A mulher dança na rua, ensopada de chuva azul e suor de mel. As roupas, feitas da junção de milhares de flores, grudam-se ao corpo macio, os braços movimentam-se graciosos, as pernas e pés deslizam sobre as poças, os cabelos enrolados e negros embalam-se com o movimento dos quadris. O vento traz consigo o cheiro do gengibre dos chás, e os filhos e as filhas, cujos pais são todos desconhecidos, dançam ao redor da mãe cigana, tomados pela mesma alegria. E a música flui por dentro dos corpos insanos, cantada pelos Seres Maiores, plenos de bondade, que habitam casas de árvores no centro do pântano que fica ao sul.
Depois que a chuva passa, regressam ao barraco familiar, um só cômodo cheio de bauzinhos onde as crianças guardam seus brinquedos-tesouros feitos de pedaços de Lua. Quando resolvem que é hora de dormir, deitam-se assim meio de lado sobre a terra quente e tão logo adormecem, o corpo trata de aquecer-se em febre e os sonhos são sempre muito lindos.
Certa noite a mãe sentou-se no meio da casa e espalhou as muitas cartas do baralho que era da bisavó.
As crianças ficaram atentas esperando o sortilégio, aguardando ansiosas boas novidades. Depois de virar a última carta, desenhada com pássaros e um sol magnífico, a mulher levantou-se, puxou a saia para que não tropeçasse nos panos enquanto caminhava, e cantou sobre o desenho das estrelas no céu e sobre astronautas. A casa converteu-se em sorrisos e encantamentos: a Lua choveria de novo na próxima semana.

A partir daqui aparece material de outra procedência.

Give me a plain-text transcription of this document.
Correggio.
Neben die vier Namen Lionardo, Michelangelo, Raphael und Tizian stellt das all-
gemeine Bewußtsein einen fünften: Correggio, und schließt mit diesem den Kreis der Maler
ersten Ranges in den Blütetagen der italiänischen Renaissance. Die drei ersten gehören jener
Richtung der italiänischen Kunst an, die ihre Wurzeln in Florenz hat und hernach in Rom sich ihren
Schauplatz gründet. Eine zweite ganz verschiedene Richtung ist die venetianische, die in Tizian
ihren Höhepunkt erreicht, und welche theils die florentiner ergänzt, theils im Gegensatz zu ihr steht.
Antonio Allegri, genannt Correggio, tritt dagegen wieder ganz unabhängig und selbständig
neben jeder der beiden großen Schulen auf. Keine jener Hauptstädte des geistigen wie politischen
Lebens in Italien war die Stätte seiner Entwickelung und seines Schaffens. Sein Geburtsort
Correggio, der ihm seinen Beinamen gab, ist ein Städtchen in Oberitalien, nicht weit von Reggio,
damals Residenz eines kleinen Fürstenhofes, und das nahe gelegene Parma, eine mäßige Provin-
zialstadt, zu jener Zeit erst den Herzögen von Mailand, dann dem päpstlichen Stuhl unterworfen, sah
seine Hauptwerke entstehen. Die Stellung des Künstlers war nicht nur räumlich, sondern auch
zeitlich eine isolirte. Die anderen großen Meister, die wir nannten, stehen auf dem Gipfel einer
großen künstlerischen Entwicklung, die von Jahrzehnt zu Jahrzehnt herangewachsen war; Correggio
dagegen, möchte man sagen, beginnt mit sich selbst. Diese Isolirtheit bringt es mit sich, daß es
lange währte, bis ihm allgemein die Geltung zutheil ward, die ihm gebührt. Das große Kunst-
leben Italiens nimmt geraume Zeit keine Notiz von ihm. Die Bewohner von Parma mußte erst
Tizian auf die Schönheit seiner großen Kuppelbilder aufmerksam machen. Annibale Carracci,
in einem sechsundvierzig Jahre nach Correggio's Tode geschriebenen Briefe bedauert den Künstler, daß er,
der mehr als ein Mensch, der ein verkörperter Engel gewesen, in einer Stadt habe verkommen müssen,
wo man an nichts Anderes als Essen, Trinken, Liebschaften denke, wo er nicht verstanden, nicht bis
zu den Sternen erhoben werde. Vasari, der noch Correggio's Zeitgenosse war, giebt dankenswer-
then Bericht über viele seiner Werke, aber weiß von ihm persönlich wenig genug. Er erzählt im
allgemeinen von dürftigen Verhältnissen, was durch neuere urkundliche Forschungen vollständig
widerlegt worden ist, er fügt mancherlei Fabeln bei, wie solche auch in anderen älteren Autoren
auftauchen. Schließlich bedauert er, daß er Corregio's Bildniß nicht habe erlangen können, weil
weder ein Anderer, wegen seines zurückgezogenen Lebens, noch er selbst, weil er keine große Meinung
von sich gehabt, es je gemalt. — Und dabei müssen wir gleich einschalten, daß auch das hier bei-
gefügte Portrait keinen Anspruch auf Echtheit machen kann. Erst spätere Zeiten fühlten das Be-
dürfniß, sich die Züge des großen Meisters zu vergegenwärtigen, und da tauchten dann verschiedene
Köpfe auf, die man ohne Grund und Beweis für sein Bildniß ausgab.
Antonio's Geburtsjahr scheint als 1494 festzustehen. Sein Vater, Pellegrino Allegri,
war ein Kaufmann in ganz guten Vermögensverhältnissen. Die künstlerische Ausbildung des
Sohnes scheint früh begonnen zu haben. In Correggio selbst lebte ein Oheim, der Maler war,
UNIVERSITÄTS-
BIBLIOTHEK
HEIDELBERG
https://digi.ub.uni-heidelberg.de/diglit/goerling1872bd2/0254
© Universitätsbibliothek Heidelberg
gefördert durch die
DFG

A Lua chove em pedaços cujas formas parecem nuvens, esbranquiçados, e eles se encaixam formando mil coisas. E a Lua tem cheiro de goiaba. Tudo é festa quando a Lua chove.
Noutra noite, depois da chuva da Lua, a mãe acordou todos os filhos e todas as filhas e organizou-os de tal forma que cada mais velho tinha em seu colo um irmão dois anos mais novo. Assim que eles aquietaram-se, ela falou sorrindo, doce e sublime:
- Sonhei que toda pessoa pura e bonita convertia-se em estrela. Não que se aquecesse ou se esfriasse, muito ou pouco, mas emitia luz.
As crianças olharam-se encandilhadas* e em segundos as pupilas dilataram-se violentamente.
O brilho da casa foi visto de longe.
*"Encandilhar" deriva de "incandescente", na língua portuguesa existe como como o verbo "deslumbrar".